11 responses to “Crisis of Faith

  1. This was fantastic. And we must be cosmically connected because I am LITERALLY in the middle of writing a post on a similar topic. When I saw this in my inbox, I was like, NO WAY!!! It makes sense why we are friends. Would you mind if I reference your piece in mine?

  2. Amazing and well said, Shannon! Sometimes I feel crazy when I look at what is being said, “in the name of Christianity.” Peace is an awesome word for the year. Thanks for sharing your post.

  3. Perfectly written and expressed. I wholeheartedly believe spirituality should not be a political issue. It, for me, is a very personal journey. You expressed your feelings on what can easily be a very hot button issue and did it with grace and tact. I just loved this! Btw, I am totally plagued with that whole “Worrying about what other people think” thing. It’s one of the reasons I started blogging and I feel myself being freed a little. Still a work in progress though…

    • Thanks so much! One thing I struggle with when it comes to blogging is what to share and what to keep to myself. It’s hard to know the “right thing” but it is definitely freeing!

  4. As a grieving mother, who lost her only child, I generally follow the blogs of other grieving mothers. Most of us have experienced a crisis in faith because of the lovelessness of fellow Christians. I blogged on my journey and a fellow bloggers crisis’ of faith in December. It is difficult to accept that religion is not perfect. It is harder to accept the lovelessness, and surely the entire bible and Christianity is based on LOVE – the biggest commandment of all.

    • Just as Jesus had tact, it’s a blessing to know that He is perfect. Unfortunately for us followers, we’re still on a journey and perfection is far in the distance.

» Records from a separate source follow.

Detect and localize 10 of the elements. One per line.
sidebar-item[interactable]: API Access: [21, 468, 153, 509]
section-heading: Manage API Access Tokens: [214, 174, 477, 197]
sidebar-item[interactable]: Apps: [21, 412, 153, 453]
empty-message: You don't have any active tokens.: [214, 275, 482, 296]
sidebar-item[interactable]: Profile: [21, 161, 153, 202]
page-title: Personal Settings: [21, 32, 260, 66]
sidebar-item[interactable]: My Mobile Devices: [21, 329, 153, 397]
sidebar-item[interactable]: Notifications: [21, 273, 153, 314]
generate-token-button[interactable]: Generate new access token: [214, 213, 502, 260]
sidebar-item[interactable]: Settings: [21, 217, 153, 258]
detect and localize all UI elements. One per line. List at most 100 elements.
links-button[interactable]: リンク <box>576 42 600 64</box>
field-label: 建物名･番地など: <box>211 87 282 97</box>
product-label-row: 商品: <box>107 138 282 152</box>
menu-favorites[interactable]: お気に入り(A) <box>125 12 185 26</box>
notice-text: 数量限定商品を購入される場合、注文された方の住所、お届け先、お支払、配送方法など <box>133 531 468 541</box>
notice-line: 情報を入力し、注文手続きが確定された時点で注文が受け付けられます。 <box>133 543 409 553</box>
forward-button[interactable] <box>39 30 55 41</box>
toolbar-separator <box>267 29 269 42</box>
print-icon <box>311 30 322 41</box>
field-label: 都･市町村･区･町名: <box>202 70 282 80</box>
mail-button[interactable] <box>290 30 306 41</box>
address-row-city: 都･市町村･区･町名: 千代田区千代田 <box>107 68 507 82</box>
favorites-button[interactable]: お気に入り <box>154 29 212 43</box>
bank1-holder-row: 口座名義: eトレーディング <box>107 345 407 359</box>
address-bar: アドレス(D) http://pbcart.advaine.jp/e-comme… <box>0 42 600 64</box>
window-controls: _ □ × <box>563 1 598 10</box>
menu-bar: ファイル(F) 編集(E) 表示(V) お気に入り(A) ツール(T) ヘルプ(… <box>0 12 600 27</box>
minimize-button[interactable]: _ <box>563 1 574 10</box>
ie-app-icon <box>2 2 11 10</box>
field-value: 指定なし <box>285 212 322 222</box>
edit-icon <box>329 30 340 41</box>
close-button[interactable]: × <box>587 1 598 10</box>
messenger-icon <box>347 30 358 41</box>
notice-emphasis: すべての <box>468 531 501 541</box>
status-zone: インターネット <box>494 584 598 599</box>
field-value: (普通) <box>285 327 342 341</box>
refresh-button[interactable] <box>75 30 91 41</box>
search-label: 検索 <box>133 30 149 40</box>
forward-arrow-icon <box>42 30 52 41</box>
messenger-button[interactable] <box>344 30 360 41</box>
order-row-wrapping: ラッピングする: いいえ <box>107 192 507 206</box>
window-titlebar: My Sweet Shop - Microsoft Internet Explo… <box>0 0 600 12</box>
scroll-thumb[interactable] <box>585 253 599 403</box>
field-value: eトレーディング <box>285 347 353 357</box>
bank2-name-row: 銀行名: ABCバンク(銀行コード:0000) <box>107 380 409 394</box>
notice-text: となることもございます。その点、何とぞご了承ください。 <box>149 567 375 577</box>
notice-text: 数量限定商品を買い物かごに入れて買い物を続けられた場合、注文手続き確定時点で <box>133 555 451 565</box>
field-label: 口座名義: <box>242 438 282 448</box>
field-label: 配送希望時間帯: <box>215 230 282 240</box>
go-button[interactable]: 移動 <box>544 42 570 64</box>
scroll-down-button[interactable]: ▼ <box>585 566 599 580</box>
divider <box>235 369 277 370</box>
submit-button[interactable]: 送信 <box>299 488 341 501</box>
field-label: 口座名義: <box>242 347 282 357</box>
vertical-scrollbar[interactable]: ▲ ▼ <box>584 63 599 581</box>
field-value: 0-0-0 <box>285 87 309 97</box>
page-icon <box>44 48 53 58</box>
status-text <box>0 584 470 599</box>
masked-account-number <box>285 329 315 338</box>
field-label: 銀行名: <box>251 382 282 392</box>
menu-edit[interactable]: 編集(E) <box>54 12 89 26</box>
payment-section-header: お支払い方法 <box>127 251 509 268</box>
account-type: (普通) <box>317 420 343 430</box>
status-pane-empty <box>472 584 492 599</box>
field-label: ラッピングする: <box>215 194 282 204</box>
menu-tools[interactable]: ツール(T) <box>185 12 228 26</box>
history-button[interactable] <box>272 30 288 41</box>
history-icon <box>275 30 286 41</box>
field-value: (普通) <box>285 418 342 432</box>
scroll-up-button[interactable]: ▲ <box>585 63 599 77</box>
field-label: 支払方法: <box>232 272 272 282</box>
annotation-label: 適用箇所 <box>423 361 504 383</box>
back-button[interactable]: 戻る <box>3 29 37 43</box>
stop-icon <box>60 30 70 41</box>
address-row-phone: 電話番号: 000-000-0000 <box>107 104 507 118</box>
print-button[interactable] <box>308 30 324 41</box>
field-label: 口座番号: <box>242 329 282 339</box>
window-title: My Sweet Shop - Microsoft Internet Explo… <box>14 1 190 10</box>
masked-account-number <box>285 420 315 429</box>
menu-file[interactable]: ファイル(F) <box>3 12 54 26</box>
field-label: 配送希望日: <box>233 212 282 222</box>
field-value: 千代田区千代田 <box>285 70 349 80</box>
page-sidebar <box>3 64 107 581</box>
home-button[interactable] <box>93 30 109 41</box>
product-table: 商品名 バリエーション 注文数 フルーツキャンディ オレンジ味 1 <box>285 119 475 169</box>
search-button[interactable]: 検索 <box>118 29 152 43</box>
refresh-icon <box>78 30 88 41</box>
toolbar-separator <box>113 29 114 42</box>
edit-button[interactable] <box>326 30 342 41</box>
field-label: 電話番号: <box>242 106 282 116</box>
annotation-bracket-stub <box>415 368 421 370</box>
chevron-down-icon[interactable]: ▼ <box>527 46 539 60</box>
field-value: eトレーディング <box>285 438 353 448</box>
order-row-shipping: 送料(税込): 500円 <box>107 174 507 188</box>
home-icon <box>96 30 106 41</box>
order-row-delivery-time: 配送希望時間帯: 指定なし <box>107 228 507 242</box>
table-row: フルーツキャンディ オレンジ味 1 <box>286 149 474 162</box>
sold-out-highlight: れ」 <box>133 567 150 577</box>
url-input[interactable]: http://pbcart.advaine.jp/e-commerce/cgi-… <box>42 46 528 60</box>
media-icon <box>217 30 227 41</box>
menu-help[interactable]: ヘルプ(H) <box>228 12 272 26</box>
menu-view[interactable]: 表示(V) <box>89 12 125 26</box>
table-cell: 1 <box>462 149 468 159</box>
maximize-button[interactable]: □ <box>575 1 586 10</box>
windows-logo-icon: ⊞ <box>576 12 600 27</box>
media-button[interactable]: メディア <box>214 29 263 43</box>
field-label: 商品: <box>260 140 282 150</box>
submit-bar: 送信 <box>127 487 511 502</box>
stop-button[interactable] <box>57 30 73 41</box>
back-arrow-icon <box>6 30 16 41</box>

      I remember after I lost my mom I thought that I really understood and could empathize with others about grief. And while my experience did give me a great perspective, I find I still struggle with knowing how to comfort others going through their own grief journey. Most recently, I wasn’t able to attend the funerals of two dear women (one a family member and one a long-time family friend) due to the weather and road conditions. I purchased sympathy cards but they still sit on my desk, unsent. Because it doesn’t seem enough. And I feel frustrated by that and too paralyzed to do anything. And so their daughters don’t know how much they’re loved by me and in my thoughts and my prayers and that’s such a shame.

      I think it may be time to send those cards.

      • One thing that you could send with your cards would be favorite things you remember about the women. No matter the loss, it’s very encouraging to hear stories about those we have lost. As a parent who lost a child, one concern that pricks my heart is that Jason will be forgotten by others who knew him. When people talk about those we have lost we feel like our precious loved one is remembered by someone else. It also brings to life an aspect of our loved one we may not know or may be an encouragement to remember some time when our loved one was alive. It brings our loved ones to life.

        I would also say that it’s never too late to send those cards or send a note with a story of remembrance. It’s not easy to do something or say something from the “safe” side of the fence, but from the bereaved’s side of the fence the silence is awful.

      • Thanks, Rebecca, that’s a great point. I love when people tell me stories they remember about my mom.

        And as someone who lost two very dear friends at a young age (they were both 20)–I still think of them every day, even though it’s now been 17 years. I’m certain Jason’s friends remember him, too.